# Journey from Dunkirk to Malaga using free/cheap camping



## The Nu Drovers (Jan 6, 2017)

Recently did the journey from Dunkirk to Malaga and discovered a wonderful new route which I thought others may enjoy.
Tips on how to retire early and travel full time on a low budget: MOTORHOME journey from Dunkirk to Malaga mainly using Aires


----------



## Stanski (Jan 6, 2017)

The Nu Drovers said:


> Recently did the journey from Dunkirk to Malaga and discovered a wonderful new route which I thought others may enjoy.
> Tips on how to retire early and travel full time on a low budget: MOTORHOME journey from Dunkirk to Malaga mainly using Aires



Very good of you, have had a quick look and found you have travelled a lot.  Where are you at the moment?


----------



## Deleted member 58274 (Jan 6, 2017)

A good blog...are either of you still in the Malaga area?  Maja


----------



## The Nu Drovers (Jan 7, 2017)

*Where we are now*



Stanski said:


> Very good of you, have had a quick look and found you have travelled a lot.  Where are you at the moment?



We are still in the Malaga area but next week starting to head west roughly following the coast back to England.

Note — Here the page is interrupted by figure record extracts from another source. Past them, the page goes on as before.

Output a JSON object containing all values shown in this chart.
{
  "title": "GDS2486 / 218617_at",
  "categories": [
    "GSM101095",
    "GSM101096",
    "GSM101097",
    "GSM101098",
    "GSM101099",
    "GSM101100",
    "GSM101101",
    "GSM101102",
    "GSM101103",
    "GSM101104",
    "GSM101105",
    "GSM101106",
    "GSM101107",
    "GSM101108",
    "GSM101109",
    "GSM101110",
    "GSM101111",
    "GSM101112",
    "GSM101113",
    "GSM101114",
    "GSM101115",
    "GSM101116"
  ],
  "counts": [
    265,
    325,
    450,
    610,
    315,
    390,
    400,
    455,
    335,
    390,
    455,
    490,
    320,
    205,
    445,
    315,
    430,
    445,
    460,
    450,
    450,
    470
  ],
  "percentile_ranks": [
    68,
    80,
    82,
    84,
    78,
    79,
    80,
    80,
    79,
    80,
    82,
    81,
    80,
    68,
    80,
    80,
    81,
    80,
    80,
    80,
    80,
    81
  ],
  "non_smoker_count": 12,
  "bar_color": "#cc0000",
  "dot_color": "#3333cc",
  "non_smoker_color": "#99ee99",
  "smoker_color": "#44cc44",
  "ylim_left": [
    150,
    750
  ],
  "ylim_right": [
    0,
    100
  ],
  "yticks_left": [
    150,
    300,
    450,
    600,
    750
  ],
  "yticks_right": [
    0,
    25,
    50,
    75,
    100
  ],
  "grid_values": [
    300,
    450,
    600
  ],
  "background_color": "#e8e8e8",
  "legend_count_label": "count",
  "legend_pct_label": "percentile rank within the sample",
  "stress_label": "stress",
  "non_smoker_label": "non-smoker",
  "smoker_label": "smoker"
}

Another couple of journeys that might interest you are 
Tips on how to retire early and travel full time on a low budget: SPAIN Nice beach side free camping down the east coast as far as Altea

Tips on how to retire early and travel full time on a low budget: 1 month motorhome journey through France to Spain

Good to make up your own route but comments on Aires' or lesser known free camping spots we always find helpful


----------